Harness people power

Beyond making informed decisions on how to grow internal talent, this type of mapping also throws up an incredibly valuable additional picture: it helps to identify those people within the organisation who already possess the required skills and competencies, but are just not visible in the org chart, as this is not their formal or primary role. Citizen developers, digital passionates, tech tinkerers, app makers – they live all over your organisation, but are often missed by formal HR processes.

The power of proximity and peer-to-peer learning generated by these internal digital enthusiasts is one of the best ways of spreading new competencies and skills, and we are seeing these expert communities pop up in the shadow of official IT/IS, sometimes out of necessity, but often out of sheer passion.

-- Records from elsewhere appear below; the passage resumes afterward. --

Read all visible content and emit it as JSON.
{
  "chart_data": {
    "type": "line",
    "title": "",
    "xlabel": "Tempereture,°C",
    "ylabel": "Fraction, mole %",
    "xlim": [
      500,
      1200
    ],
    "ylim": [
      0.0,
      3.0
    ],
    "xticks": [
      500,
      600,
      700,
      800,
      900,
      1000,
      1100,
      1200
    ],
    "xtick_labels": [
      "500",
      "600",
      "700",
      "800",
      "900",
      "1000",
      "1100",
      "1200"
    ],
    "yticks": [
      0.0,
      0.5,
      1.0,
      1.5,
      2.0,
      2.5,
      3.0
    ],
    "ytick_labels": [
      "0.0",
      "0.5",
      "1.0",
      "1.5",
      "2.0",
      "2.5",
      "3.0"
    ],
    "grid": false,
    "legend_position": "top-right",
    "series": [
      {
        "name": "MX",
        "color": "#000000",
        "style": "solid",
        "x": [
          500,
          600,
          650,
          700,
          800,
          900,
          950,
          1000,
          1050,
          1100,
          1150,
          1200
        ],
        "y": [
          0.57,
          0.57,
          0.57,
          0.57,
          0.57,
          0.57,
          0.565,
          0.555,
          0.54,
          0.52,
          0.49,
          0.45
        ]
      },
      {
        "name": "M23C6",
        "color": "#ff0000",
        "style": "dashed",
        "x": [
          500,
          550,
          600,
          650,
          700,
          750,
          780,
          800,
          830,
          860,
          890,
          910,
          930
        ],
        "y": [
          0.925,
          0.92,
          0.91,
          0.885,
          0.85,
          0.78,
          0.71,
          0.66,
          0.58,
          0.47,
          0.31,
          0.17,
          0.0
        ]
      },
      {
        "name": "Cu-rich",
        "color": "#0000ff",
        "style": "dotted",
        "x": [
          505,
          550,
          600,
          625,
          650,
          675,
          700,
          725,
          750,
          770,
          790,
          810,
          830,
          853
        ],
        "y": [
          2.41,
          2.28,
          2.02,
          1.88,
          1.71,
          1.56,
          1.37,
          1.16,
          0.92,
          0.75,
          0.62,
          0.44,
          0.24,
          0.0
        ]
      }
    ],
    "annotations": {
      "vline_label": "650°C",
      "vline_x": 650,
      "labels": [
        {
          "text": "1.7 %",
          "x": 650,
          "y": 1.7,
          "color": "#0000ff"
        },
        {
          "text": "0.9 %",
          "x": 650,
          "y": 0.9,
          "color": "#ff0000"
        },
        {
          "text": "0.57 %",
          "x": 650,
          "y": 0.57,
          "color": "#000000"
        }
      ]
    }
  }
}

With support and rewards, these communities can help advance overall organisational capabilities in precisely the areas you need to develop, so we would strongly recommend leveraging these, carefully, alongside structured learning programs.

If your organisation already has clusters of expertise and good digital practice (we call these ‘digital hotspots’) you can map them, learn from them, and establish whether what makes them successful in a specific business area could also work elsewhere in the organisation. Then, focus your efforts on building up digital teams in your new target areas by equipping them with the learning, frameworks and practices they need to develop the required mindsets, competencies and skills locally. Finally, put in place measurement criteria that enable you to evaluate both learning impact and business success, and re-target your efforts where they are needed most.

Naturally, all of this requires some careful planning and the support of leadership, who themselves need to possess the digital vision to at least get some of these home-grown talent initiatives under way, as well as publicly demonstrate their support. But at a time of incredibly tight talent supply, these efforts can be very successful and far more sustainable than other approaches.